In this example it has ostensibly been sovereign debt; more particularly Greece. Greece is just the leader of what has been a global mania of reckless lending and borrowing. The consequence has always been financial distress, a business contraction and increasing unemployment. As with previous examples, the mania was global and the contraction is global.
Our February 23 study Sovereign Debt Follies observed that all participants were not without judgment during the frenzy.
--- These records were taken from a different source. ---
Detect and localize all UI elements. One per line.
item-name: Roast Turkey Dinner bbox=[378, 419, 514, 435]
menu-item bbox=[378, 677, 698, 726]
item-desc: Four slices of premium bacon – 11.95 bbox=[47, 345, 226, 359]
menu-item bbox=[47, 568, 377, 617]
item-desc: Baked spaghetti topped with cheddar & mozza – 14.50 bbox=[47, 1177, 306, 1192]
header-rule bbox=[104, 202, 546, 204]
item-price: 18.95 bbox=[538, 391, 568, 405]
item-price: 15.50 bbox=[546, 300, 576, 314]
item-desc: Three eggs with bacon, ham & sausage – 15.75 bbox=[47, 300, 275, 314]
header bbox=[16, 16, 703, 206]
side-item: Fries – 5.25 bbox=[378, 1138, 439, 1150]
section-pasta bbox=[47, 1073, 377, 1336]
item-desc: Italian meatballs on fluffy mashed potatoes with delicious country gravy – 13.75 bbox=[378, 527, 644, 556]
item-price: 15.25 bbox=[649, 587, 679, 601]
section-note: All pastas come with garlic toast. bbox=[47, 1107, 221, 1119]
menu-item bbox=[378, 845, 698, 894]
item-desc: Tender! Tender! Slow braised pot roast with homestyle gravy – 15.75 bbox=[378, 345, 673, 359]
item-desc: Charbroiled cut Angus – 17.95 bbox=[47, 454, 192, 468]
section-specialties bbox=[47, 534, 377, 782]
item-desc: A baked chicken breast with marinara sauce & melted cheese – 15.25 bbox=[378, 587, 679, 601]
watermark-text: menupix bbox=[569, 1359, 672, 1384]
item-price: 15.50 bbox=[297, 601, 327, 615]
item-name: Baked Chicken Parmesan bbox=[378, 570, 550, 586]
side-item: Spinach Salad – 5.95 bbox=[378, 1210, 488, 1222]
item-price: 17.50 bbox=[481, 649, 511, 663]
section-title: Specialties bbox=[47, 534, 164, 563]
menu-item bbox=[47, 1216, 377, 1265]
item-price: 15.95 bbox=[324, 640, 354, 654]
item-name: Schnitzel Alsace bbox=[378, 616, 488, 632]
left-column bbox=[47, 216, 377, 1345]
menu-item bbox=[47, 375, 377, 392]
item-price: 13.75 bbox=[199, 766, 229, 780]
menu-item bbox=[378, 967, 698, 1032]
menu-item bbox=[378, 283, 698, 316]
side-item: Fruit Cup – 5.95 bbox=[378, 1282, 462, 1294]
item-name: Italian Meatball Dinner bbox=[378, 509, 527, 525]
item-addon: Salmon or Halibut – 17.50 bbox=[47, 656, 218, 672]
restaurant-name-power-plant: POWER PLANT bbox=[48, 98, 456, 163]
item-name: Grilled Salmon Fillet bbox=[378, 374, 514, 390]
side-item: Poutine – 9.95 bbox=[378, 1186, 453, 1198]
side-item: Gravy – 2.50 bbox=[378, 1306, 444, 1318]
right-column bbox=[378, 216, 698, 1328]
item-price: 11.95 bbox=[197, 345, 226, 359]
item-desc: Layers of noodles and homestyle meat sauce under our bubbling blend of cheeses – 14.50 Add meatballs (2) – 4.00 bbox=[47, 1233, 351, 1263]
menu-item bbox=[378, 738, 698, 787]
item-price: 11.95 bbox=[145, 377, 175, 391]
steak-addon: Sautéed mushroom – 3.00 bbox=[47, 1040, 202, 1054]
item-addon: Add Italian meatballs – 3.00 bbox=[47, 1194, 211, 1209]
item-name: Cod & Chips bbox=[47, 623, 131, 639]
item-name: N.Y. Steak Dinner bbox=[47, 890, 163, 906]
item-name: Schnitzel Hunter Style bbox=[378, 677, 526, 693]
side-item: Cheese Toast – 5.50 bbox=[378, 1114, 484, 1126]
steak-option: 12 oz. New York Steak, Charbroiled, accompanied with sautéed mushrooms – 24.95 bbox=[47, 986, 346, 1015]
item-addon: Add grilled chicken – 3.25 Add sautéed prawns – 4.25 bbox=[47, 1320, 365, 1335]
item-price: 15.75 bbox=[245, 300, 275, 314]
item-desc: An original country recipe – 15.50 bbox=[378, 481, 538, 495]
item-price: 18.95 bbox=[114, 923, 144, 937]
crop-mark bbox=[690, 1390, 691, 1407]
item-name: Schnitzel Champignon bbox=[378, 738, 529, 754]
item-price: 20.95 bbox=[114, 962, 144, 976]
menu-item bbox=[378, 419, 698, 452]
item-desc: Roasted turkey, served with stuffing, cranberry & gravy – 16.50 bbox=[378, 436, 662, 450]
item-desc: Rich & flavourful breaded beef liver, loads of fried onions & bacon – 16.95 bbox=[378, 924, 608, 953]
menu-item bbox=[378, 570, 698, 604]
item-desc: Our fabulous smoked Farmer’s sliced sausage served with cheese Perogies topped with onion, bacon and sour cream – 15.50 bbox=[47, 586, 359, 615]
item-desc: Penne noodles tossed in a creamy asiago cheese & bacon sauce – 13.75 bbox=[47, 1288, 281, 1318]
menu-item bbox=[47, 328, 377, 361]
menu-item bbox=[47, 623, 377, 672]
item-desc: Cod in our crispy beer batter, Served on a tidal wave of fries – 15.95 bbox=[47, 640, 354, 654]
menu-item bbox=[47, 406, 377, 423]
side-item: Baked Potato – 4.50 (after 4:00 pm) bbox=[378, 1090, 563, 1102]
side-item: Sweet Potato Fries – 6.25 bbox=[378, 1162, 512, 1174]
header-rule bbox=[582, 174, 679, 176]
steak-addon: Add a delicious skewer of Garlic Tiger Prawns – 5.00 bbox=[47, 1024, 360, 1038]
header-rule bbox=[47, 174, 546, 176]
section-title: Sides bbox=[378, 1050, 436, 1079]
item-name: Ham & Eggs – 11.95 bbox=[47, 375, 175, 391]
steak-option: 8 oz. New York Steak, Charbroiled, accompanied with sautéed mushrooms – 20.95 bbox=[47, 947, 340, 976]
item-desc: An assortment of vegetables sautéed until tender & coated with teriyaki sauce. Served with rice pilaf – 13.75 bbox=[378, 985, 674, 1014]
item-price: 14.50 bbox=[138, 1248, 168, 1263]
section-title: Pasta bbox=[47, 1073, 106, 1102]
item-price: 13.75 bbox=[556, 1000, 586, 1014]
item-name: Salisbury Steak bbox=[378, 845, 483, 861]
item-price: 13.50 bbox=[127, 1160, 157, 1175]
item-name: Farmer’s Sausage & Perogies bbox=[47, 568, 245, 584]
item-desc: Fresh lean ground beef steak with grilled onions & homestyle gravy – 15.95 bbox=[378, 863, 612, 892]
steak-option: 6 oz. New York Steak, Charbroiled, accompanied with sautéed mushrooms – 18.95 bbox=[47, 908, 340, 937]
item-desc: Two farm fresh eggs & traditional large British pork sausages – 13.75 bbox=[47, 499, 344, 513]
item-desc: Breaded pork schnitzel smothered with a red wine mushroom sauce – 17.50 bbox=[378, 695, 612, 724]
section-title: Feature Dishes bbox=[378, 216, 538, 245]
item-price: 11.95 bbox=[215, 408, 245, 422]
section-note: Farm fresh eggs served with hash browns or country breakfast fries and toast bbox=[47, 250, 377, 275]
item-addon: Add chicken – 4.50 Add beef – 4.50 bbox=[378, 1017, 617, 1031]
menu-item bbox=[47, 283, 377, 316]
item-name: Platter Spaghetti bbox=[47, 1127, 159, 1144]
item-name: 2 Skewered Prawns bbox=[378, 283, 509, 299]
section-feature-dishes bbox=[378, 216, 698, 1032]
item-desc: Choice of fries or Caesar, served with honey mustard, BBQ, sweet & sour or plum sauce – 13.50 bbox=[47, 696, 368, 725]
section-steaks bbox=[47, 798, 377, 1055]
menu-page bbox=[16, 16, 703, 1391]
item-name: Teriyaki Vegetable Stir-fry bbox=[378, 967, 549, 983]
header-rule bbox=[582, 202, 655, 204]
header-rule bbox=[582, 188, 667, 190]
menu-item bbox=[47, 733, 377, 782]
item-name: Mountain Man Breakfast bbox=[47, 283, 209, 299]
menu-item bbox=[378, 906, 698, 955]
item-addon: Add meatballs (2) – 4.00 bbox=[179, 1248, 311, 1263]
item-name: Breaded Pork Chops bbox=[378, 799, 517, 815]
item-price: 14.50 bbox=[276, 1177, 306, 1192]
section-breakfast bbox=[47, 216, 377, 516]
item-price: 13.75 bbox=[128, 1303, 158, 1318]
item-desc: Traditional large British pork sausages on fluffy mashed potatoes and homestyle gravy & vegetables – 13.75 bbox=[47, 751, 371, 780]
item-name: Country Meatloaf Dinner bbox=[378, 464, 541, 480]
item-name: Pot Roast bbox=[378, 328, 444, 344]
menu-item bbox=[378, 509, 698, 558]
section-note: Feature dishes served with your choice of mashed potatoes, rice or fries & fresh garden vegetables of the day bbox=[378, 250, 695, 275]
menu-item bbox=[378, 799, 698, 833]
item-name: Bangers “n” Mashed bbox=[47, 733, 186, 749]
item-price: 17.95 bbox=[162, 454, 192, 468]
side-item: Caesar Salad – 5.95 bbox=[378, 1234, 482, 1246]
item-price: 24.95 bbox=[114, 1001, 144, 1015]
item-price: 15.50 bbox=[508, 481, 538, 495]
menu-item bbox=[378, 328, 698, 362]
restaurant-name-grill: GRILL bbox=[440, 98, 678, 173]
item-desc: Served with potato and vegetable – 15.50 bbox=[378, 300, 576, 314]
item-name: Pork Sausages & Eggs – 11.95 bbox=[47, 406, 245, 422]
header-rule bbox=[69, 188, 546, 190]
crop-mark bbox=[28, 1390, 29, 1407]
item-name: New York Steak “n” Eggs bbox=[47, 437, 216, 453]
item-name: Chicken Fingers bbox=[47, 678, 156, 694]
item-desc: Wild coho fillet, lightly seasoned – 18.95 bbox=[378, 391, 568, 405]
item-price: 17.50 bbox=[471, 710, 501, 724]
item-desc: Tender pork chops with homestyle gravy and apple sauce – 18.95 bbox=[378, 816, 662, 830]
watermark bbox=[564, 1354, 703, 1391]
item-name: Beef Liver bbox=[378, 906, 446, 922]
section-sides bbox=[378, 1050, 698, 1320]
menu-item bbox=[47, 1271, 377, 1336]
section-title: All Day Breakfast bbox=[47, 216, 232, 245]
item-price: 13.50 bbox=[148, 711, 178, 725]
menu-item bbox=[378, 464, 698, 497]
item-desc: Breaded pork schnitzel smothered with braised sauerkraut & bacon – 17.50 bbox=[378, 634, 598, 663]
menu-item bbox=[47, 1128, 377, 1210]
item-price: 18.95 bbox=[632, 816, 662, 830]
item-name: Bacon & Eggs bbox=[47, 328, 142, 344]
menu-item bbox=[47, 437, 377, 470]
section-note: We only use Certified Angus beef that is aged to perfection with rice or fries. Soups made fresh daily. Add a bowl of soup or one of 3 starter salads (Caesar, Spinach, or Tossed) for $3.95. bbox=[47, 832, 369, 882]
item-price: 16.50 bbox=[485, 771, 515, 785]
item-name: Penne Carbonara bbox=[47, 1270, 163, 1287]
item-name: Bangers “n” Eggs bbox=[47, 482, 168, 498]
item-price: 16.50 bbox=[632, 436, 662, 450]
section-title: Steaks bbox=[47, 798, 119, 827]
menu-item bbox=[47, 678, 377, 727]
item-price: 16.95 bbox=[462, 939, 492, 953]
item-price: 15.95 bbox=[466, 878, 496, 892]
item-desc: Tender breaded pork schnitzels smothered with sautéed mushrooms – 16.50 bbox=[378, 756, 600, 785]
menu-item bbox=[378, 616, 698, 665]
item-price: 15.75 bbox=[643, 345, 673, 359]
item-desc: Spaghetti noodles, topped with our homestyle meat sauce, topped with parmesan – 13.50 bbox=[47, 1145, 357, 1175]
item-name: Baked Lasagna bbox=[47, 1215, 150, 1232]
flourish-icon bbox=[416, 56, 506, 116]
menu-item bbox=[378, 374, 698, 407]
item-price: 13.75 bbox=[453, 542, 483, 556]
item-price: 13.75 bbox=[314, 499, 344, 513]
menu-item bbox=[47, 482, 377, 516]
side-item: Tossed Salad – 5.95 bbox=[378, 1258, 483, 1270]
In 1872 the Economist advised:
"Avoid states which are constantly borrowing, which must therefore be paying off the interest on their old debt with the fresh loans."
Greece now, or Bolivia in 1873, or Peru in 1825 are merely names associated with post-bubble manias. In each case, money was created out of thin air and then the credit contraction began and eventually became cataclysmic.
Now, what has this to do with equities?
Eventually, each post-bubble contraction has overwhelmed the senior central bank's intentions to supply sufficient funds to make each liquidity crisis the last one. In the face of pervasive contraction even the best-managed companies in industry, commerce, agriculture and finance become vulnerable.
In which case the long-term course of global stock markets is best determined by monitoring changes in credit markets, particularly as the Fed has little or no influence upon credit spreads and the yield curve.
In the meantime, with orthodox approaches again becoming uncertain it is time to look at the charts. And as Ross points out the "lines" are setting up for a rebound out to around 1130 on the S&P.
Following that bright possibility, the downtrend would resume.
Outside of this, we are looking for a typical summer with Wall Street pundits calling each rebound a "Typical Summer Rally" and each decline will be described as "Typical Summer Doldrums".
CURRENCIES
A couple of weeks ago the action in the DX registered an Upside Exhaustion on the daily reading. This was an alert to the trend running out of momentum, which could be enough to end the mini panic, and it was.
Now the weekly reading has registered, which could be enough to set up a more significant change in the currency markets: Dollar down and euro up.
Furthermore, in euro terms gold is establishing a significant overbought.
The Canadian dollar was expected to decline to support at 93 and the low close was 92.8 on May 24. The rebound was targeted to 97 and with the "currency change" it could run somewhat further.